Applying Rule 403, we believe that the first victim’s testimony carries probative value that is not substantially outweighed by the danger of unfair prejudice. Here, the rape of the first victim was very close in time and occurred under circumstances similar to the rape of the second victim. LeCompte, 131 F.3d at 769-70; see also Medicine Horn, 447 F.3d at 623 (holding Rule 413 evidence admissible over a Rule 403 objection where the prior sexual assaults were similar in many respects to the crime charged, including the facts that the victims were teenage girls assaulted after leaving a party where they had been drinking alcohol). The evidence was probative and the only prejudice was that prejudice made admissible by Rule 413. There was no unfair prejudice as required for exclusion under Rule 403.

B. Admission of Testimony About the Girlfriend

Even if we were to assume that the testimony about the girlfriend was admitted in error, any such error was harmless. The testimony of the first and second victims together with corroborating evidence, including the physical evidence obtained from the underpants, provides substantial evidence of guilt for the offense of sexual abuse of a minor under 18 U.S.C. § 2243. As such, even assuming an error, we believe “the substantial rights of the defendant were unaffected, and ... the error did not influence or had only a slight influence on the verdict.” United States v. Carroll, 207 F.3d 465, 470 (8th Cir.2000).

C. Application of the Cross Reference Under U.S.S.G. § 2A3.2(e)

We note initially that Benais challenges not only application of the cross reference, but also any use at sentencing of facts found by the judge but neither admitted by the defense nor found by the jury. His challenge to the use of judicial fact-finding under an advisory Guidelines regime is without merit. United States v. Scott, 448 F.3d 1040, 1044 (8th Cir.2006) (stating that under the advisory Guidelines regime, sentencing judges must still make findings as to sentence-enhancing facts and that the applicable standard is preponderance of the evidence).

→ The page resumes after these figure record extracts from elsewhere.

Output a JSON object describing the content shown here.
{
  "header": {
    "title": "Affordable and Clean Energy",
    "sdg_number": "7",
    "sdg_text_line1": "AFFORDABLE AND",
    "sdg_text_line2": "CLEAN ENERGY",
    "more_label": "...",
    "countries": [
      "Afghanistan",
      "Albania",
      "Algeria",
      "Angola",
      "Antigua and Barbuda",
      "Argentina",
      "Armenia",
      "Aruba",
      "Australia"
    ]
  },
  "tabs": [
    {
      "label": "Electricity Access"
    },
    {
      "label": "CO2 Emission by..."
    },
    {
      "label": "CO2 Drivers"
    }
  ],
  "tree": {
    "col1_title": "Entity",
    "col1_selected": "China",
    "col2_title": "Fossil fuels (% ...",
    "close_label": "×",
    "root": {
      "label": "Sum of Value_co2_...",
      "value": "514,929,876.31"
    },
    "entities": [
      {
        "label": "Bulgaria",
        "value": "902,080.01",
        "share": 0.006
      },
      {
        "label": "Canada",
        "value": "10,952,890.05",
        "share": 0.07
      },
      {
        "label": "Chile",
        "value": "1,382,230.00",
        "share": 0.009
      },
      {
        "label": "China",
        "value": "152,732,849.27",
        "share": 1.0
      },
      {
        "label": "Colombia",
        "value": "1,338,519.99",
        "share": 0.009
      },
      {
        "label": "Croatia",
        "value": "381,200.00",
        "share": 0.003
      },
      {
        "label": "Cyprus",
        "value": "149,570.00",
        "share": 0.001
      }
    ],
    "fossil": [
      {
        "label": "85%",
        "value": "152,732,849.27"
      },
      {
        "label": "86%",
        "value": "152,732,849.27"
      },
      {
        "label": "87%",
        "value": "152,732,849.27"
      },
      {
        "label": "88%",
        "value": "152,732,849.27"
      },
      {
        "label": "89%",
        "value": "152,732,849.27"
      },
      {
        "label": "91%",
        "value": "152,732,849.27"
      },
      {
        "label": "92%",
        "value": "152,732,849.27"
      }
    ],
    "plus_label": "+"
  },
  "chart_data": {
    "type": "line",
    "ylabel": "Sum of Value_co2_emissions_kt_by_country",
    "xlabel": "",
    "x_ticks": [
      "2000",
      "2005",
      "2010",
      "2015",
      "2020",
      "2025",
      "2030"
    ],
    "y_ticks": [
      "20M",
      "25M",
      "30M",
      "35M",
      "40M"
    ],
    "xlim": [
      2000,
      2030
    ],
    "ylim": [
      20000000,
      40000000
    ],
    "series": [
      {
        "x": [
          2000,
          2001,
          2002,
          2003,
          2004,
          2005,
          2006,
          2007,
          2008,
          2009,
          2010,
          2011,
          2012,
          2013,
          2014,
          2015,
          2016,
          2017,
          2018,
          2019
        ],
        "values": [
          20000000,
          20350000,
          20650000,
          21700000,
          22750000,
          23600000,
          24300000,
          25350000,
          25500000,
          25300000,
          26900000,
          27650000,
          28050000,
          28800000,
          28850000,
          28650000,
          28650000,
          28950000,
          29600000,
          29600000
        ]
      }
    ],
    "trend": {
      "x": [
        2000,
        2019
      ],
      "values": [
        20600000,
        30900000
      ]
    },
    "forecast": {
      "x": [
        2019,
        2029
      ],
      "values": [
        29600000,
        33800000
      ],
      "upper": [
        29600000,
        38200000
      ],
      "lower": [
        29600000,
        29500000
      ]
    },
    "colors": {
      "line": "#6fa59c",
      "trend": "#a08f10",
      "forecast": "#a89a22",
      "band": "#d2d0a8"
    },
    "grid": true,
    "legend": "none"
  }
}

Section 2243 is the federal statutory rape provision and requires no examination of a minor’s “consent” nor proof of violence beyond the sexual act itself. U.S.S.G. § 2A3.2 is the Guidelines section applicable to persons convicted of sexual abuse of a minor in violation of 18 U.S.C. § 2243. This Guidelines section is less[*1064] severe than U.S.S.G. § 2A3.1, the section applicable to a person convicted of aggravated sexual abuse under 18 U.S.C. § 2241 or sexual abuse under 18 U.S.C. § 2242. If the minor victim under § 2243 is under twelve years of age or if the statutory rape involves circumstances that meet the definitions for sexual abuse set forth in § § 2241 or 2242, a cross reference in U.S.S.G. § 2A3.2(c) establishes the advisory Guidelines range for statutory rape under the harsher Guidelines section, section 2A3.1.

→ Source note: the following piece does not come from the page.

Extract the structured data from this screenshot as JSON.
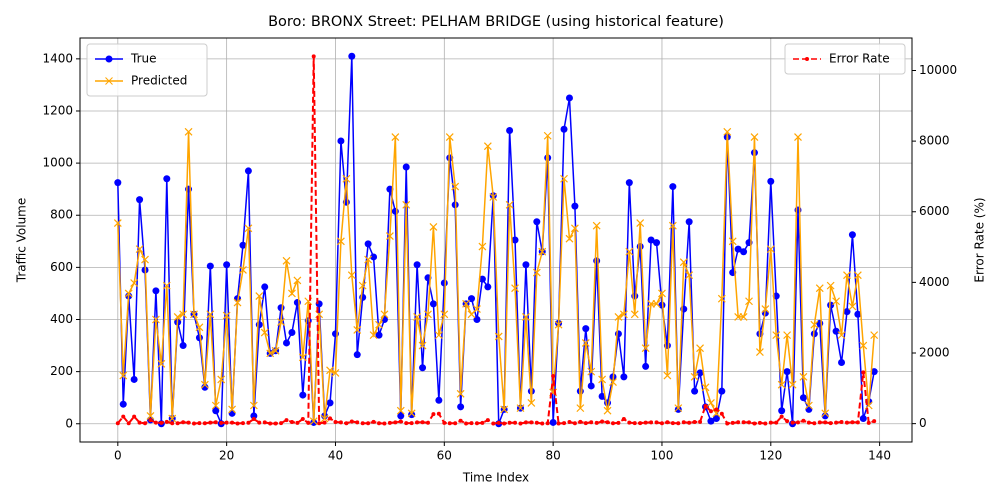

Section 2242(2) requires proof that a person “knowingly ... engages in a sexual act with another person if that other person is ... incapable of appraising the nature of the conduct; or ... physically incapable of declining participation in, or communicating unwillingness to engage in, that sexual act.” Id. Here, the second victim testified that she had two mixed drinks at the party. Further, she and the girl who was not raped drank throughout the rape of the first victim and finished the bottle provided by Benais. The second victim testified regarding her own state of intoxication and stated that she passed out twice and twice awoke to find Benais on top of her. This evidence is sufficient to support the district court’s finding that the second victim was “physically incapable of declining participation.” Id. at § 2242(2)(B). As such, the rape of the second victim qualified as criminal sexual abuse under § 2242 for sentencing purposes, and U.S.S.G. § 2A3.2(c) required application of the cross reference.

We affirm the judgment of the district court.

1

. The Honorable David S. Doty, United States District Judge for the District of Minnesota.